By highlighting the preventive insight in Medicine, a brief record on the “Methylation in Chorionic villus samples (CVS)” with aim of an early detective strategy is provided. All nine CVS samples were methylated for the MCPH1 gene. An early detection is possible either through CV sampling or by the circulating CV cells in the maternal blood.

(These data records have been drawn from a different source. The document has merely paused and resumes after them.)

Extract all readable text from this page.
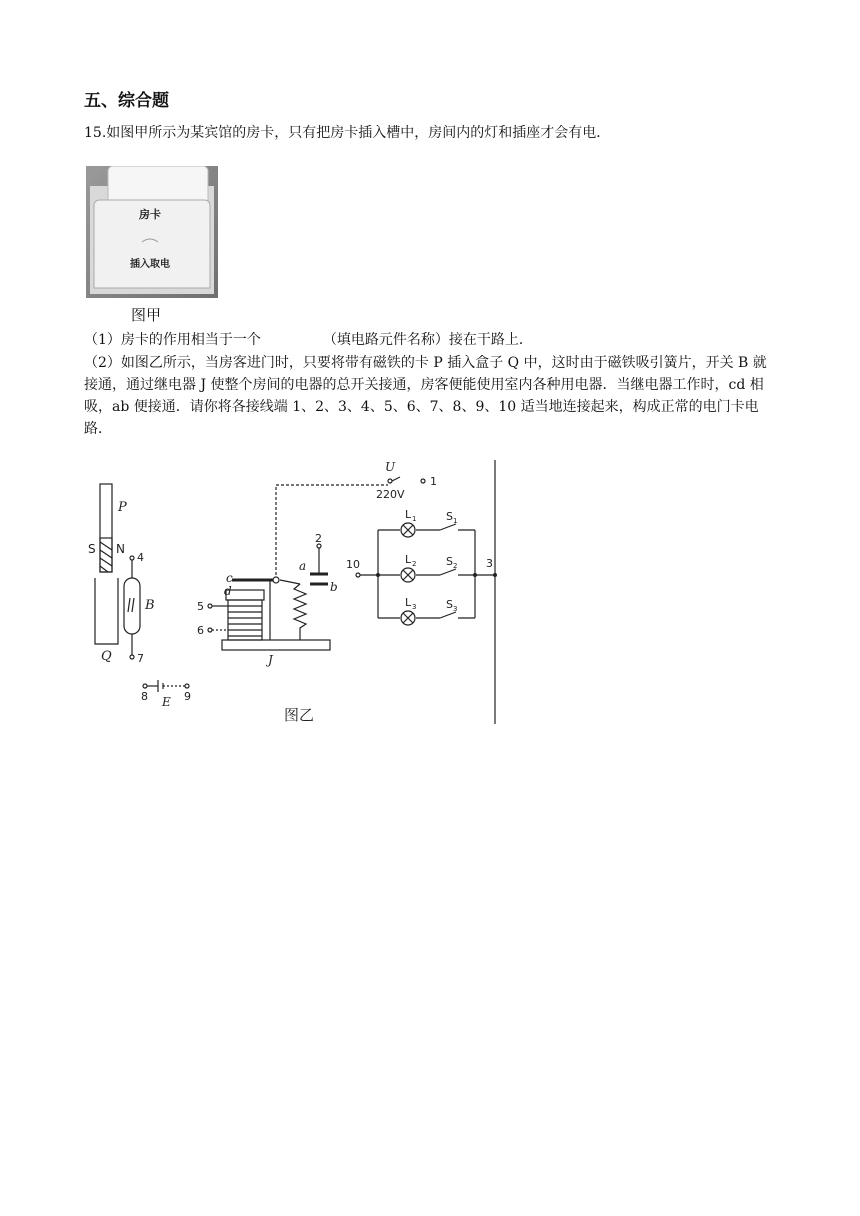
五、综合题
15.如图甲所示为某宾馆的房卡，只有把房卡插入槽中，房间内的灯和插座才会有电．
房卡
插入取电
图甲
（1）房卡的作用相当于一个	（填电路元件名称）接在干路上．
（2）如图乙所示，当房客进门时，只要将带有磁铁的卡 P 插入盒子 Q 中，这时由于磁铁吸引簧片，开关 B 就接通，通过继电器 J 使整个房间的电器的总开关接通，房客便能使用室内各种用电器．当继电器工作时，cd 相吸，ab 便接通．请你将各接线端 1、2、3、4、5、6、7、8、9、10 适当地连接起来，构成正常的电门卡电路．
P
S N
4
B
Q 7
8	9
E
c
d
5
6
J
a
b
2
U
220V
1
10	3
L 1
L 2
L 3
S 1
S 2
S 3
图乙
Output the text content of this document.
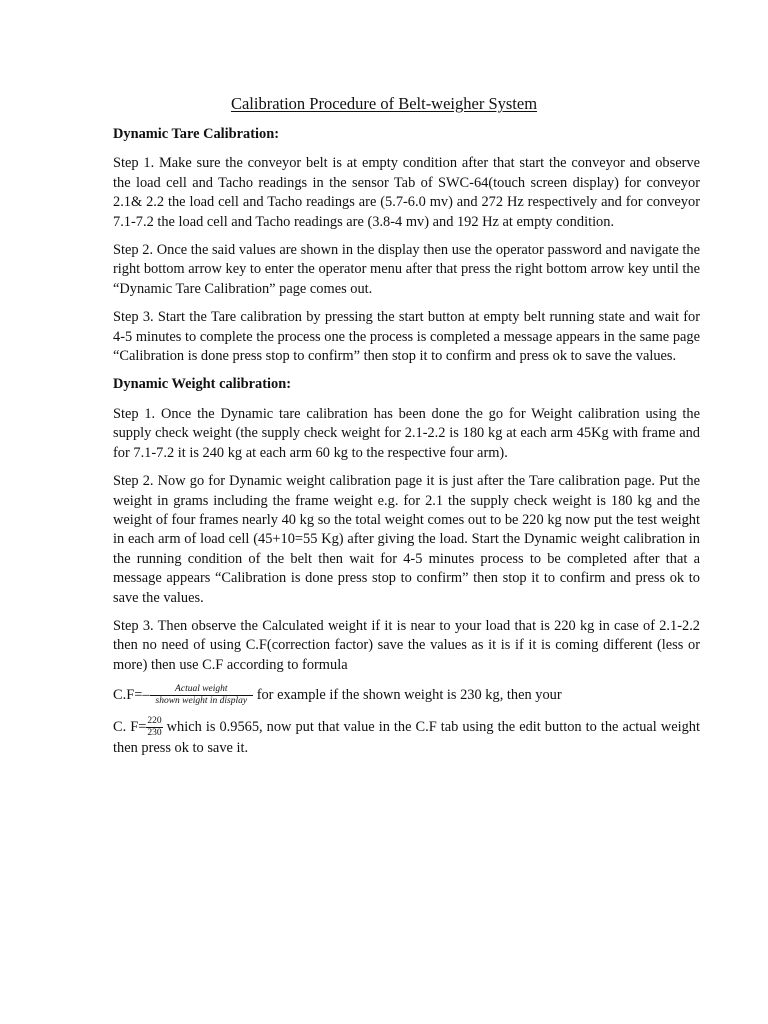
Calibration Procedure of Belt-weigher System

Dynamic Tare Calibration:

Step 1. Make sure the conveyor belt is at empty condition after that start the conveyor and observe the load cell and Tacho readings in the sensor Tab of SWC-64(touch screen display) for conveyor 2.1& 2.2 the load cell and Tacho readings are (5.7-6.0 mv) and 272 Hz respectively and for conveyor 7.1-7.2 the load cell and Tacho readings are (3.8-4 mv) and 192 Hz at empty condition.

Step 2. Once the said values are shown in the display then use the operator password and navigate the right bottom arrow key to enter the operator menu after that press the right bottom arrow key until the “Dynamic Tare Calibration” page comes out.

Step 3. Start the Tare calibration by pressing the start button at empty belt running state and wait for 4-5 minutes to complete the process one the process is completed a message appears in the same page “Calibration is done press stop to confirm” then stop it to confirm and press ok to save the values.

Dynamic Weight calibration:

Step 1. Once the Dynamic tare calibration has been done the go for Weight calibration using the supply check weight (the supply check weight for 2.1-2.2 is 180 kg at each arm 45Kg with frame and for 7.1-7.2 it is 240 kg at each arm 60 kg to the respective four arm).

Step 2. Now go for Dynamic weight calibration page it is just after the Tare calibration page. Put the weight in grams including the frame weight e.g. for 2.1 the supply check weight is 180 kg and the weight of four frames nearly 40 kg so the total weight comes out to be 220 kg now put the test weight in each arm of load cell (45+10=55 Kg) after giving the load. Start the Dynamic weight calibration in the running condition of the belt then wait for 4-5 minutes process to be completed after that a message appears “Calibration is done press stop to confirm” then stop it to confirm and press ok to save the values.

Step 3. Then observe the Calculated weight if it is near to your load that is 220 kg in case of 2.1-2.2 then no need of using C.F(correction factor) save the values as it is if it is coming different (less or more) then use C.F according to formula

$C.F=- \frac{\text{Actual weight}}{\text{shown weight in display}}$ for example if the shown weight is 230 kg, then your

C. $F= \frac{220}{230}$ which is 0.9565, now put that value in the C.F tab using the edit button to the actual weight then press ok to save it.
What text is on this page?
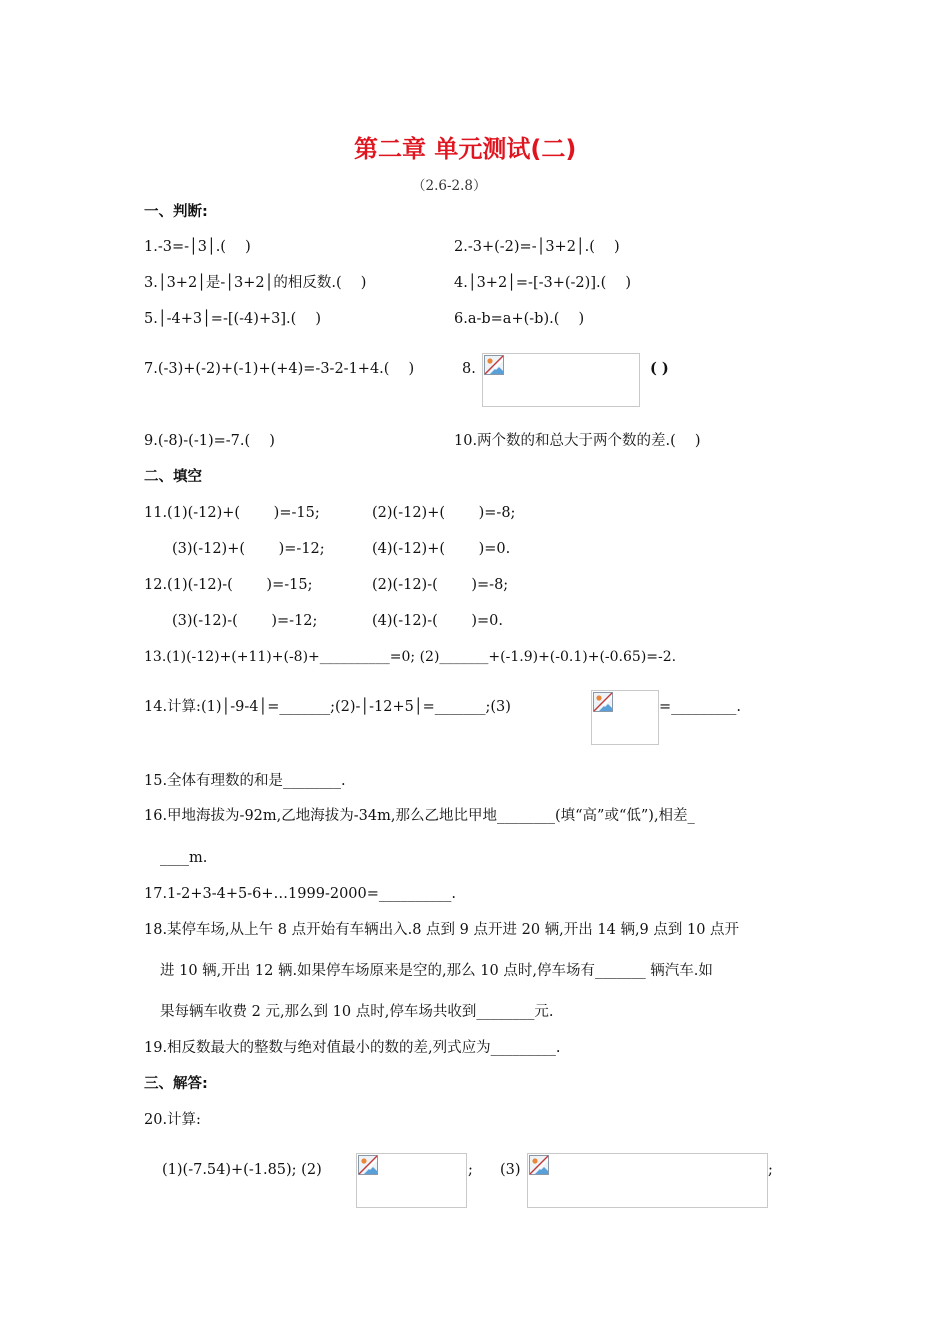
第二章 单元测试(二)
（2.6-2.8）
一、判断:
1.-3=-│3│.(　 )	2.-3+(-2)=-│3+2│.(　 )
3.│3+2│是-│3+2│的相反数.(　 )	4.│3+2│=-[-3+(-2)].(　 )
5.│-4+3│=-[(-4)+3].(　 )	6.a-b=a+(-b).(　 )
7.(-3)+(-2)+(-1)+(+4)=-3-2-1+4.(　 )	8.	( )
9.(-8)-(-1)=-7.(　 )	10.两个数的和总大于两个数的差.(　 )
二、填空
11.(1)(-12)+(　　 )=-15;	(2)(-12)+(　　 )=-8;
(3)(-12)+(　　 )=-12;	(4)(-12)+(　　 )=0.
12.(1)(-12)-(　　 )=-15;	(2)(-12)-(　　 )=-8;
(3)(-12)-(　　 )=-12;	(4)(-12)-(　　 )=0.
13.(1)(-12)+(+11)+(-8)+__________=0; (2)_______+(-1.9)+(-0.1)+(-0.65)=-2.
14.计算:(1)│-9-4│=_______;(2)-│-12+5│=_______;(3)	=_________.
15.全体有理数的和是________.
16.甲地海拔为-92m,乙地海拔为-34m,那么乙地比甲地________(填“高”或“低”),相差_
____m.
17.1-2+3-4+5-6+…1999-2000=__________.
18.某停车场,从上午 8 点开始有车辆出入.8 点到 9 点开进 20 辆,开出 14 辆,9 点到 10 点开
进 10 辆,开出 12 辆.如果停车场原来是空的,那么 10 点时,停车场有_______ 辆汽车.如
果每辆车收费 2 元,那么到 10 点时,停车场共收到________元.
19.相反数最大的整数与绝对值最小的数的差,列式应为_________.
三、解答:
20.计算:
(1)(-7.54)+(-1.85); (2)	; (3)	;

Evolutionary Hit includes: presence of D1853N polymorphism of ATM, as the hit-initiator through an evolutionary and progressive molecular based sequential alterations led to discovery of three-hit hypothesis in a patient affected with astrocytoma. More hits include five, and eight- hit hypotheses in primary breast cancer patients. Such platforms are considered as the individualized model in cancer. The pedigrees and details at the molecular follow-up studies and functional alteration at protein level are available in the provided sections.
Novel strategy of Cell cycle phases in breast cancer is the major intersection for cancer therapy.
The novel cell cycle hypothesis (CCH) highlights the mosaic based of dual and/or multi-phases, as minor clones at single cell level in the breast cancer (BC) -patients, escorted by the normal cell population. Such mosaicism provided an archetypal, unique diagnostic and therapeutic model, by applying different mosaic patterns (MPs) as well as “G1/S, S/G2 and G1/S/G2, and accompanied by normal phases, as a sole including G1, S, and G2 at the single cells level.
Diagnosis is based on the mode of signal copy numbers (SCN) and the related PE. Interestingly MPs were also unmasked in patients with chronic myelogeneous leukemia and other solid tumors.
Finally, the predisposing/predictive/prognostic/preventive square provides an innovate CDKs inhibitor-based therapy in BC and other cancers.
Personalized base cancer therapy is the confusing procedure and requires the pedigree-based data, personalized, evolutionary based information including molecular and functional at both genomic and somatic, at single cell level. The target territories comprise cell cycle phases, proteins, Telomere length, telomerase, sub-telomere, and Epigenetics. The aim is directing the cell cycle fundamental forces back to normal, by performing:
1) Applying personalized, single cell-based approach, at molecular, functional level, pedigree analysis, and balancing the micro-/macro-environmental factors, including nutrition.
2) Satisfactory high single cell enumeration based on the FISH and protein expression assays;
3) Decoding the required dosage and combined therapeutic regimens accordingly,
4) Unmasking the cell cycle combined (mosaic) phases including different Cyclins; and
5) Bilateral cooperation between Pharmacology, Medicine, and Cancer Genetics/cell biology.
Let’s combine the evolutionary based strategy by translating the personalized data at molecular/ Functional/ Informative, and pedigree-based level to the personalized therapy.